Katolik kadang-kadang disebut agama “lonceng dan aroma” (bells and smells). Tradisi kekatolikan kita melibatkan seluruh pribadi. Tuhan menciptakan kita sebagai satu kesatuan tubuh dan jiwa, dan kita mengembalikan diri kita sepenuhnya kepadaNya dalam penyembahan. Kita menyembahNya dalam roh dan kebenaran (Yoh 4:24); dan dalam “penyembahan rohani” kita, kita “mempersembahkan tubuh kita” juga “sebagai persembahan yang hidup” (Rm 12:1). Dengan demikian, ibadat Gereja melibatkan semua diri kita, termasuk indera jasmani dan rohani kita. Dalam liturgi, kita merenungkan Injil, tetapi itu belum semuanya. Kita mendengarnya, melihatnya, merasakannya, mengecapnya, dan mencium aromanya juga. Kita membunyikan lonceng untuk menandai kehadiran Tuhan. Kita membakar dupa harum di depan altarNya.

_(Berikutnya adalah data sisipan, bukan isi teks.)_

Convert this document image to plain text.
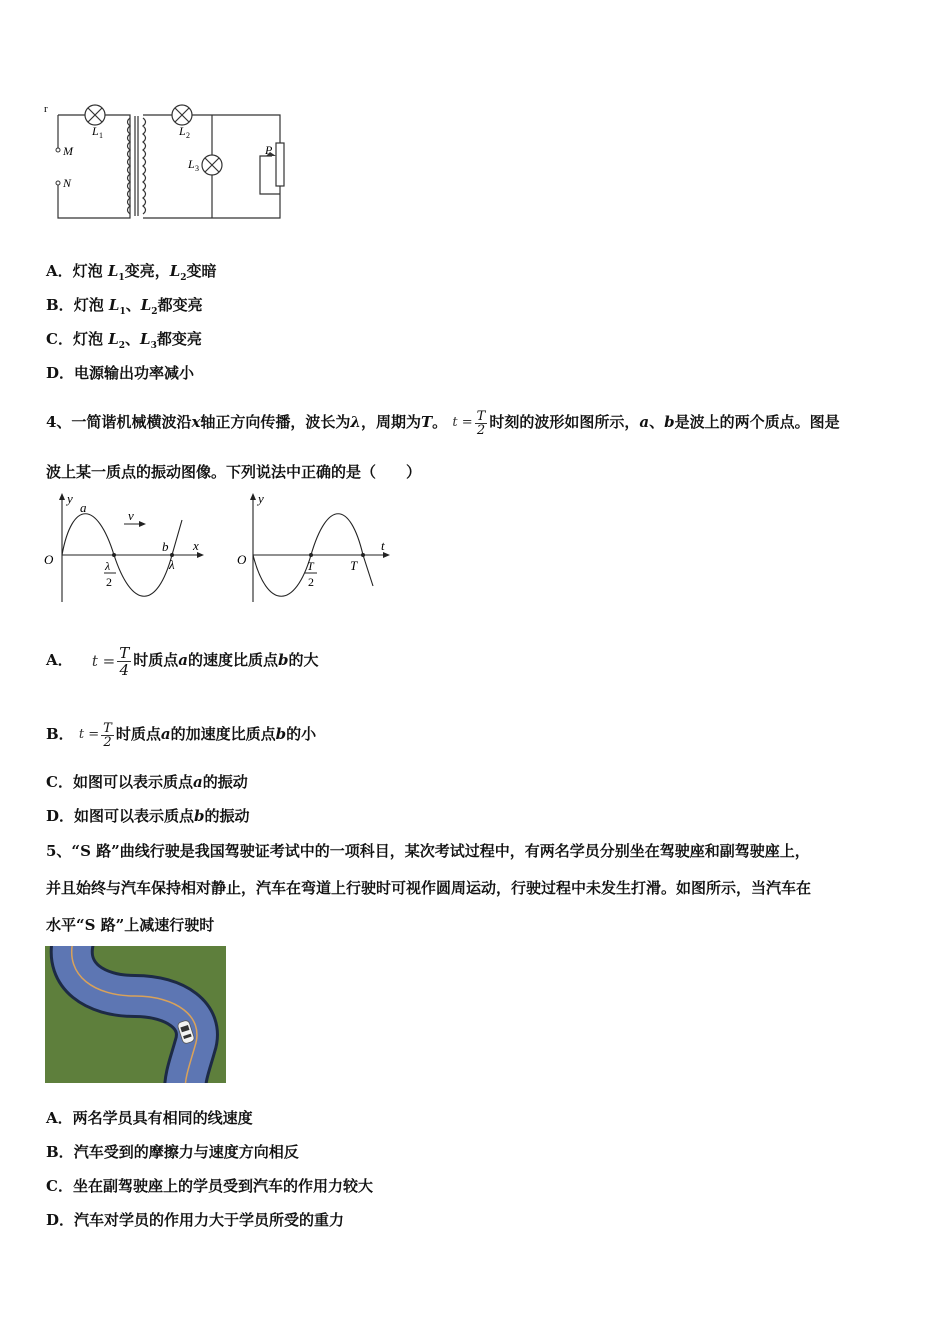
r
M
N
L 1	L 2
L 3
P
A．灯泡 $L_1$变亮，$L_2$变暗
B．灯泡 $L_1$、$L_2$都变亮
C．灯泡 $L_2$、$L_3$都变亮
D．电源输出功率减小
4、一简谐机械横波沿x轴正方向传播，波长为λ，周期为T。 $t = \frac{T}{2}$ 时刻的波形如图所示，a、b是波上的两个质点。图是
波上某一质点的振动图像。下列说法中正确的是（　　）
y
a
v
O
x
b
λ
λ
2
y
O
t
T
2
T
A． $t = \frac{T}{4}$ 时质点a的速度比质点b的大
B． $t = \frac{T}{2}$ 时质点a的加速度比质点b的小
C．如图可以表示质点a的振动
D．如图可以表示质点b的振动
5、“S 路”曲线行驶是我国驾驶证考试中的一项科目，某次考试过程中，有两名学员分别坐在驾驶座和副驾驶座上，
并且始终与汽车保持相对静止，汽车在弯道上行驶时可视作圆周运动，行驶过程中未发生打滑。如图所示，当汽车在
水平“S 路”上减速行驶时
A．两名学员具有相同的线速度
B．汽车受到的摩擦力与速度方向相反
C．坐在副驾驶座上的学员受到汽车的作用力较大
D．汽车对学员的作用力大于学员所受的重力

Usai perayaan Misa malam Natal, saya mendekati seorang gadis simpatisan Katolik (dia sedang menjalani persiapan untuk menerima sakramen inisiasi) dan bertanya kepadanya, “Apa tanggapanmu atas perayaan tadi, di mana dupa (ukupan) dan ikon, sujud dan bungkuk, nyanyian dan lonceng?” Ia menjawab dengan meyakinkan, “Semua inderaku terlibat. Sekarang saya tahu mengapa Tuhan memberi saya tubuh: untuk menyembahNya dengan seluruh diriku bersama umat-Nya dalam liturgi. Liturgi itu mesti indah.” Ya, Ibadah kita tidak hanya baik dan benar, tapi juga indah, estetis. Kita membuat liturgi kita indah karena liturgi itu untuk Tuhan.
Ada alasan bagus mengapa orang non-Katolik mengaitkan kita dengan lonceng dan aroma. Lonceng dan aroma ini memberi kesan sedemikian kuat sehingga beberapa khawatir dupa menjadi penyimpangan dari ibadat sejati. Mereka khawatir bahwa itu mungkin menggeser liturgi ke pengalaman estetika belaka, sebuah agama yang bersifat eksternal dan bukan kehidupan batin yang sejati. Tuhan telah memperingatkan orang Israel terhadap kemegahan itu; dan, melalui nabi Yesaya, Dia bahkan melangkah lebih jauh dengan mengatakan kepada mereka: “Jangan lagi membawa persembahanmu yang tidak sungguh, sebab baunya adalah kejijikan bagi-Ku” (Yes 1:13:). Namun Tuhan tidak menghapuskan bentuk ibadah eksternal. Dia ingin orang-orangnya berhenti mengabaikan disposisi batin mereka. Bahkan, melalui nabi Maleakhi, Allah menubuatkan bahwa suatu hari dari terbitnya matahari sampai terbenamnya, di setiap tempat dupa dipersembahkan untuk nama-Ku (bdk. Mal 1:11).
Memang, dupa adalah bagian penting dari agama alkitabiah – dan itu tetap demikian – karena Allah sendiri yang berupaya membuatnya demikian. Persembahan dupa adalah tugas penting dari para imam Perjanjian Lama, dan hukum kuno mengambil perhatian khusus untuk meresepkan wewangian, bejana, dan ritus-ritusnya (lihat Kel 30). Tentang imam besar Harun, Allah berfirman, “Aku telah memilihnya dari segala suku Israelmenjadi imam bagi-Ku, supaya ia mempersembahkan korban di atas mezbah-Ku, membakar ukupan” (1Sam 2:28).